Day 7: Hitting API Limits and System Constraints
Up until this point, the focus had been on getting the system to work and then validating how well it performed. By Day 6, I had something that could execute tasks and produce structured outputs. Naturally, the next step was to push it further.
That is where I ran into my first real constraint.
As I increased usage and started running more scenarios through the system, I began encountering rate limits from the AI provider. At first, it was intermittent. A request would fail, then succeed on retry. But as I continued testing, it became clear that this was not a one-off issue. It was a fundamental limitation of the system.
This introduced a completely new dimension to the project. Up until now, I had been focused on functionality and correctness. Now I had to think about throughput, limits, and cost.
I started digging into how the rate limiting actually worked. There were tiers, token limits per minute, and overall usage caps. The difference between tiers was significant, and it became obvious that scaling this system would require a deeper understanding of how requests were being structured and sent.
This led to a few immediate questions. How often should the system poll for work? How large should each prompt be? How do I avoid unnecessary or duplicate requests? And most importantly, how do I ensure that the system remains responsive without exceeding limits?

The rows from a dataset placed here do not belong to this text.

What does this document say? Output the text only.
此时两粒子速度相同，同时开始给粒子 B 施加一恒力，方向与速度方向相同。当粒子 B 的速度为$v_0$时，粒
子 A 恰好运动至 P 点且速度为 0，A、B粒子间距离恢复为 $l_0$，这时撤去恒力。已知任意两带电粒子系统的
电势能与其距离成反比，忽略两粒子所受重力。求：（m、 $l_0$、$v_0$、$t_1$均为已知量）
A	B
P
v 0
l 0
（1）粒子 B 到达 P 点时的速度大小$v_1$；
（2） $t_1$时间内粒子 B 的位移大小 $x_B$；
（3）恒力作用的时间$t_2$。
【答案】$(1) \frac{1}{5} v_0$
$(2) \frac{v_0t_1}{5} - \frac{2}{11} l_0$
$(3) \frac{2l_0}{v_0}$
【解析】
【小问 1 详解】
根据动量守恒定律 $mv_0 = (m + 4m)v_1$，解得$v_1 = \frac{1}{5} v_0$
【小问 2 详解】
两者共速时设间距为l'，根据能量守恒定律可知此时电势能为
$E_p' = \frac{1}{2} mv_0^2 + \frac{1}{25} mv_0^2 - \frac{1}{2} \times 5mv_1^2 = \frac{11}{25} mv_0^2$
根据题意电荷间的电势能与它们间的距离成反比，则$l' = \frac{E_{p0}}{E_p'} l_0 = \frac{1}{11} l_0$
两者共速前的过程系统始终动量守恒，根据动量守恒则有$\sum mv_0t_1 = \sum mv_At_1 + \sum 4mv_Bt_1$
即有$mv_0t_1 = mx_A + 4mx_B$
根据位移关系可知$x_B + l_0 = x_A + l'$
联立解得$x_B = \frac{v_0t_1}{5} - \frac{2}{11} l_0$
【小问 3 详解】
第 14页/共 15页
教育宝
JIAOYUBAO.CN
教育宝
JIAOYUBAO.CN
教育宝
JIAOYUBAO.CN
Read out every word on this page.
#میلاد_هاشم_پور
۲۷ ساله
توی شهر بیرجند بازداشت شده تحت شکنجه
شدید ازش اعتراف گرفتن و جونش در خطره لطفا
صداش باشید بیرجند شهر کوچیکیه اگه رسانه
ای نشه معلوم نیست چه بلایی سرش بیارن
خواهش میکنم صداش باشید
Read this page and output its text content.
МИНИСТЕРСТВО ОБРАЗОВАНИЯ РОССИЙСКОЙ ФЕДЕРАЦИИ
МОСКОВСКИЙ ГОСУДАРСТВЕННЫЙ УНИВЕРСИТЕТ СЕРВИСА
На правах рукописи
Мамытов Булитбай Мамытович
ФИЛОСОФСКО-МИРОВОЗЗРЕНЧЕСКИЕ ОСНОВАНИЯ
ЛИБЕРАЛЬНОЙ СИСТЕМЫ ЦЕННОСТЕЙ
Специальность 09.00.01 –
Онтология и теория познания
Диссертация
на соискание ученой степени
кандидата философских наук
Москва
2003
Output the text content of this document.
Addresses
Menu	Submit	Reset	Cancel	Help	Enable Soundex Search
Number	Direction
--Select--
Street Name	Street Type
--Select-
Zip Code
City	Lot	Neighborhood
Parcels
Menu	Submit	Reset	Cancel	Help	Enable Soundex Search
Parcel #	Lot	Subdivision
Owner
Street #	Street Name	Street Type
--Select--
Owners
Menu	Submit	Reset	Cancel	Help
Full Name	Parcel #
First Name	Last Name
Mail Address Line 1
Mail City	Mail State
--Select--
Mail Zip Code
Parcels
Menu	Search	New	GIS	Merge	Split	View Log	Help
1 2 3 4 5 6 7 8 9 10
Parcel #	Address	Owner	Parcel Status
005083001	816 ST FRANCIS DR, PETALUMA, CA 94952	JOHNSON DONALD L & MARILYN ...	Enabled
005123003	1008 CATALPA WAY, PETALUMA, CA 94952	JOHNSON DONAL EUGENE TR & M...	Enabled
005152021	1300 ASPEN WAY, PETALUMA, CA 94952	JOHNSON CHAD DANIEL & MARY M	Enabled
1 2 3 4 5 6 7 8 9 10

At this stage, I began experimenting with basic mitigation strategies. This included introducing delays between requests, thinking about retry logic, and being more intentional about how prompts were constructed. Reducing unnecessary context became just as important as adding the right information.
Another realization was that not all tasks need to be processed immediately. Just because the system can pick up a work item does not mean it should. This opened the door to thinking about prioritization and scheduling, rather than treating every task equally.
This phase also forced me to start thinking about cost in a more concrete way. Running multiple iterations, large prompts, and repeated retries all add up. What started as an experiment now had real implications in terms of resource usage.
By the end of Day 7, the system was still functional, but it was clear that I had reached the limits of a naive implementation. Simply sending more requests and hoping for the best was not going to scale.
This was an important moment in the journey. Constraints like these are not blockers. They are signals. They force better design decisions and push the system toward something more intentional.
The next step is to move from reacting to these constraints to designing around them. That means improving efficiency, adding smarter control over execution, and continuing to refine how the system behaves under load.